参考:『故事俗信ことわざ大辞典』(小学館)

「過ちて改めざる是を過ちと謂う」の使い方を例文とともに確認
「過ちて改めざる是を過ちと謂う」が、どのような場面で自然に使えるのかを考えてみましょう。身近な出来事や仕事のなかでも、心に浮かぶタイミングがあるかもしれません。
言い過ぎたことに気づいて謝った彼の姿に、「過ちて改めざる是を過ちと謂う」という言葉が重なりました。
素直な謝罪に触れたとき、この言葉の意味が自然と心に浮かびます。誠実な姿勢が、関係の修復につながっていく様子を表しています。
デザインミスをそのままにして進めようとした自分に、「過ちて改めざる是を過ちと謂う」という言葉が突き刺さりました。
目をそらしたい気持ちに向き合い、行動を変える場面です。完璧でなくても、気づいたときに正せるかどうかが問われているのかもしれません。
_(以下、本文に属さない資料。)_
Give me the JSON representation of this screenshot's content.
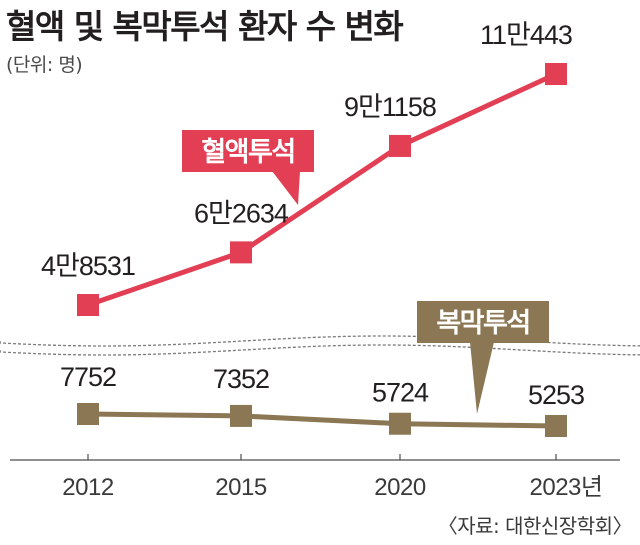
{
  "title": "혈액 및 복막투석 환자 수 변화",
  "unit_label": "(단위: 명)",
  "source": "〈자료: 대한신장학회〉",
  "colors": {
    "hemo": "#e23f55",
    "peritoneal": "#8b7753",
    "axis": "#4d4d4d",
    "wave": "#7a7a7a"
  },
  "chart_data": {
    "type": "line",
    "categories": [
      "2012",
      "2015",
      "2020",
      "2023년"
    ],
    "series": [
      {
        "name": "혈액투석",
        "values": [
          48531,
          62634,
          91158,
          110443
        ],
        "labels": [
          "4만8531",
          "6만2634",
          "9만1158",
          "11만443"
        ]
      },
      {
        "name": "복막투석",
        "values": [
          7752,
          7352,
          5724,
          5253
        ],
        "labels": [
          "7752",
          "7352",
          "5724",
          "5253"
        ]
      }
    ],
    "axis_break": true,
    "grid": false
  }
}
謝罪をためらっていた同僚に、「過ちて改めざる是を過ちと謂う」とだけ伝えたことがあります。
直接的な指摘ではなく、言葉を通じてそっと促す使い方です。距離を取りながらも、相手への信頼や期待が込められています。

「過ちては改むるに憚ること勿れ」とは?
「過ちて改めざる是を過ちと謂う」とよく似た表現に、「過ちては改むるに憚(はばか)ること勿(なか)れ」があります。こちらも『論語』に記された、心に残る言葉のひとつです。
この言葉は、「誤りに気づいたなら、ためらうことなく改めるべきである」という意味を持ちます。
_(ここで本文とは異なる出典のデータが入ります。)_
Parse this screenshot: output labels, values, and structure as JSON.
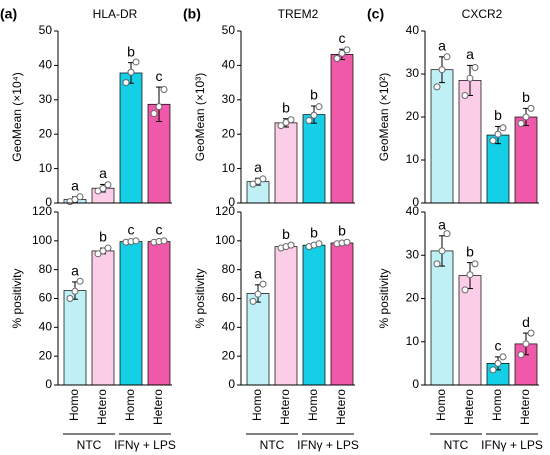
{
  "chart_data": [
    {
      "type": "bar",
      "panel": "(a)",
      "title": "HLA-DR",
      "ylabel": "GeoMean (×10⁴)",
      "categories": [
        "Homo",
        "Hetero",
        "Homo",
        "Hetero"
      ],
      "colors": [
        "#bff0f6",
        "#fccde6",
        "#14cfe6",
        "#f059a9"
      ],
      "values": [
        1.0,
        4.3,
        37.8,
        28.7
      ],
      "errors": [
        0.8,
        1.1,
        3.0,
        5.0
      ],
      "letters": [
        "a",
        "a",
        "b",
        "c"
      ],
      "points": [
        [
          0.4,
          1.0,
          1.8
        ],
        [
          3.5,
          4.2,
          5.3
        ],
        [
          35,
          38,
          41
        ],
        [
          26,
          28,
          33
        ]
      ],
      "ylim": [
        0,
        50
      ],
      "yticks": [
        0,
        10,
        20,
        30,
        40,
        50
      ]
    },
    {
      "type": "bar",
      "panel": "(b)",
      "title": "TREM2",
      "ylabel": "GeoMean (×10³)",
      "categories": [
        "Homo",
        "Hetero",
        "Homo",
        "Hetero"
      ],
      "colors": [
        "#bff0f6",
        "#fccde6",
        "#14cfe6",
        "#f059a9"
      ],
      "values": [
        6.2,
        23.3,
        25.7,
        43.2
      ],
      "errors": [
        1.0,
        1.2,
        2.5,
        1.5
      ],
      "letters": [
        "a",
        "b",
        "b",
        "c"
      ],
      "points": [
        [
          5.5,
          6.3,
          7.0
        ],
        [
          22.5,
          23.4,
          24.2
        ],
        [
          24,
          25.5,
          28
        ],
        [
          42,
          43.5,
          44.5
        ]
      ],
      "ylim": [
        0,
        50
      ],
      "yticks": [
        0,
        10,
        20,
        30,
        40,
        50
      ]
    },
    {
      "type": "bar",
      "panel": "(c)",
      "title": "CXCR2",
      "ylabel": "GeoMean (×10²)",
      "categories": [
        "Homo",
        "Hetero",
        "Homo",
        "Hetero"
      ],
      "colors": [
        "#bff0f6",
        "#fccde6",
        "#14cfe6",
        "#f059a9"
      ],
      "values": [
        31.0,
        28.5,
        15.8,
        20.0
      ],
      "errors": [
        3.0,
        3.5,
        2.0,
        2.0
      ],
      "letters": [
        "a",
        "a",
        "b",
        "b"
      ],
      "points": [
        [
          27,
          31,
          34
        ],
        [
          25,
          29,
          31.5
        ],
        [
          14.5,
          16,
          17.5
        ],
        [
          18.5,
          20,
          22
        ]
      ],
      "ylim": [
        0,
        40
      ],
      "yticks": [
        0,
        10,
        20,
        30,
        40
      ]
    },
    {
      "type": "bar",
      "ylabel": "% positivity",
      "categories": [
        "Homo",
        "Hetero",
        "Homo",
        "Hetero"
      ],
      "groups": [
        "NTC",
        "IFNγ + LPS"
      ],
      "colors": [
        "#bff0f6",
        "#fccde6",
        "#14cfe6",
        "#f059a9"
      ],
      "values": [
        65.5,
        93.0,
        99.5,
        99.5
      ],
      "errors": [
        6.0,
        2.0,
        0.5,
        0.5
      ],
      "letters": [
        "a",
        "b",
        "c",
        "c"
      ],
      "points": [
        [
          60,
          65,
          72
        ],
        [
          91,
          93,
          95
        ],
        [
          99,
          99.5,
          100
        ],
        [
          99,
          99.5,
          100
        ]
      ],
      "ylim": [
        0,
        120
      ],
      "yticks": [
        0,
        20,
        40,
        60,
        80,
        100,
        120
      ]
    },
    {
      "type": "bar",
      "ylabel": "% positivity",
      "categories": [
        "Homo",
        "Hetero",
        "Homo",
        "Hetero"
      ],
      "groups": [
        "NTC",
        "IFNγ + LPS"
      ],
      "colors": [
        "#bff0f6",
        "#fccde6",
        "#14cfe6",
        "#f059a9"
      ],
      "values": [
        63.5,
        96.0,
        97.0,
        98.5
      ],
      "errors": [
        6.0,
        1.0,
        1.0,
        1.0
      ],
      "letters": [
        "a",
        "b",
        "b",
        "b"
      ],
      "points": [
        [
          58,
          63,
          70
        ],
        [
          95,
          96,
          97
        ],
        [
          96,
          97,
          98
        ],
        [
          98,
          98.5,
          99
        ]
      ],
      "ylim": [
        0,
        120
      ],
      "yticks": [
        0,
        20,
        40,
        60,
        80,
        100,
        120
      ]
    },
    {
      "type": "bar",
      "ylabel": "% positivity",
      "categories": [
        "Homo",
        "Hetero",
        "Homo",
        "Hetero"
      ],
      "groups": [
        "NTC",
        "IFNγ + LPS"
      ],
      "colors": [
        "#bff0f6",
        "#fccde6",
        "#14cfe6",
        "#f059a9"
      ],
      "values": [
        31.0,
        25.3,
        5.0,
        9.5
      ],
      "errors": [
        3.5,
        3.0,
        1.5,
        2.5
      ],
      "letters": [
        "a",
        "b",
        "c",
        "d"
      ],
      "points": [
        [
          28,
          31,
          35
        ],
        [
          22,
          25.5,
          28
        ],
        [
          3.5,
          5,
          6.5
        ],
        [
          7,
          9.5,
          12
        ]
      ],
      "ylim": [
        0,
        40
      ],
      "yticks": [
        0,
        10,
        20,
        30,
        40
      ]
    }
  ]
}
由来は『論語・学而』。過ちを恥じて立ち止まるのではなく、勇気を持って正すことの大切さを説いています。
参考:『デジタル大辞泉』(小学館)
最後に
「間違えたら終わり」ではなく、「改めることが大切」という視点は、忙しい日々のなかで忘れがちな優しさがあるといえるかもしれません。「過ちて改めざる是を過ちと謂う」に触れることで、他人にも自分にも、少しだけ寛容になれるような気がします。
完璧を目指すよりも、柔らかく修正しながら進んでいく姿勢が、今の時代にはより自然なのかもしれません。